Call for Papers for the Inaugural Issue: “The End Times”

Oraxiom: A Journal of Non-Philosophy

The apocalypse is disappointing.
—Maurice Blanchot, 1964

Another end of the world is possible.
—Anonymous graffiti, 2016

If for Marx, humanity’s species-being was the ability to transform its conditions of existence, now in times of the discursive ‘end of the world,’ the defining impulse of humanity appears as autophagy, that is, the ability to annihilate and cannibalize these very conditions. The future is thus held in suspense and the present is defined by the eschatology of an inescapable entanglement of the social, political, economic and ecological. François Laruelle demands in Struggle and Utopia at the End Times of Philosophy: “let us make a tabula rasa out of the future.” This claim presents for us an imperative, an Aufgabe, of ever increasing importance.

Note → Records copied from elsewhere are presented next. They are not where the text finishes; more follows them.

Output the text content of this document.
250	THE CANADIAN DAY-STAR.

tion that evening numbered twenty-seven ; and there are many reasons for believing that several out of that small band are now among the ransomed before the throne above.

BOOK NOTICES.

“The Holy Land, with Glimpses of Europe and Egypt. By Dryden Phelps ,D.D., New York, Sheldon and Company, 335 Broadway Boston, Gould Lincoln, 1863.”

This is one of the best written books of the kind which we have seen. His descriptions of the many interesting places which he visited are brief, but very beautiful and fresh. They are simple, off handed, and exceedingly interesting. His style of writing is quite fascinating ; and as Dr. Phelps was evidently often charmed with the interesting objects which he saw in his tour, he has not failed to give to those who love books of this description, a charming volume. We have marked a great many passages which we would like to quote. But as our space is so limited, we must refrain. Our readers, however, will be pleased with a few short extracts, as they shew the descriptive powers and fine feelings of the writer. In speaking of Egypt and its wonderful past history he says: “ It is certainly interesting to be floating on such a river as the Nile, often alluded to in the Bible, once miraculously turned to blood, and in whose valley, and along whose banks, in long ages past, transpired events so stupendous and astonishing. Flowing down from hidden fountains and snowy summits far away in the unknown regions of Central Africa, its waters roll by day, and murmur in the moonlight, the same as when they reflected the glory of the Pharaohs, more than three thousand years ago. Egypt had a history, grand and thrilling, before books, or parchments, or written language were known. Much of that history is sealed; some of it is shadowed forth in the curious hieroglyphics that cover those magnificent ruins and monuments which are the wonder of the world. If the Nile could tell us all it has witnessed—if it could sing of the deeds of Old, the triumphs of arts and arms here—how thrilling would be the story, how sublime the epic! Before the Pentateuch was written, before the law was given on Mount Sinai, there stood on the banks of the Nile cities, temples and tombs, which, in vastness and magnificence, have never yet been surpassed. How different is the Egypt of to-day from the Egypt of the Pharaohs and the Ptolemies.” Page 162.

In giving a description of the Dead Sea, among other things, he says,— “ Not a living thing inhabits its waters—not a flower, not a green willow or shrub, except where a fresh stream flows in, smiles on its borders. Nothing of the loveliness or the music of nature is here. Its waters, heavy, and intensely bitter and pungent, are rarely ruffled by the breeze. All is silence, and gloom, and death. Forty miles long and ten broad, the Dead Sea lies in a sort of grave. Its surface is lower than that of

No longer is the future to be (over)determined; it instead will be performed and practiced as the last possibility, as the final refuge, a realism of-the-last-instance.

From Afro-pessimism to militant philosophy, Anthropocene studies and decolonial criticism, queer negativity and interspecies abolitionism, the ‘end times’ emerge as the defining theme of both radical political discourse and popular culture. Non-philosophical futurity is not of the order of chronology, but is instead an ordinary promise that refuses to dwell in the infinite delay of an already determined tomorrow. In this refusal, it finds its militancy; as Laruelle writes in Intellectuals and Power: “Non-Philosophy is militant, not in the least because its cause, the Victim-in-person, is at bottom the definitively defeated of history.” The construction of the future does not originate in a monolithic singular drive but rises up through experimental insurrections that are epistemic, political, technological, mystical and practical.

In the inaugural issue of Oraxiom we call for submissions that deploy the posture and practice of non-philosophy in the service of the future. We seek to render thought equal to the task presented to it by humanities’ autophagy by asking questions akin to the following: What role does non-philosophy play in crafting insurrectional fictions in the end times? What is the oraxiom for the future? We also seek to address broader questions such as: What are the possible mutations of a political non-philosophy (non-Marxism, non-anarchism, generic justice, militancy, abolition, heresy, gnosis, unilateral suffering, pessimism, techno/philo/science-fictions, etc.)? What is to be done with the decline of the contemporary, and what of its degrowth and the radical collapse of the World? How can we organize our politics under the name of the Victim-in-person? Who are the victims of history and the world? And how are we to safeguard their weak force of resistance? Or, as Laruelle asks in his General Theory of Victims: “who deserves to arise, who is able to?

We invite papers related, but not limited to, the following topics:

  • The Future, Futurality, Futurity
  • “End Times”: The End of Philosophy, The End of the World, The End of Society
  • Modalities of the (Future) Subject: Messianism, Genericity, Uchronia and Utopia, Radicality
  • Indetermination, Underdetermination, Speculation
  • The Future and History of Non-Philosophy
  • Insurrection, Struggle, Resistance
  • Authorities and Minorities
  • Depotentialization, Disempowering, Degrowth
  • Generic Justice or Ethics
  • Philo-fictions of/and the Future
  • Non-Philosophy, Technology, and Science-Fiction
  • Non-Philosophy and Afro-Pessimism
  • Non-Philosophy and Militancy
  • Non-Philosophy and Heresy
  • Non-Philosophy and Peace and/or Democracy
  • Non-Philosophy and the Anthropocene

Essays should be 5000-7500 words in length and formatted according to the Chicago Manual of Style. Oraxiom also invites and curates creative and artistic material. Poetry, manifestos, visual arts, and other non-standard experiments are welcome. Please send abstracts of no more than 300 words prepared for blind review and short bio note of up to 200 words to Oraxiom’s submission page on our website (oraxiom.org – under the “About” tab) no later than August 31, 2018.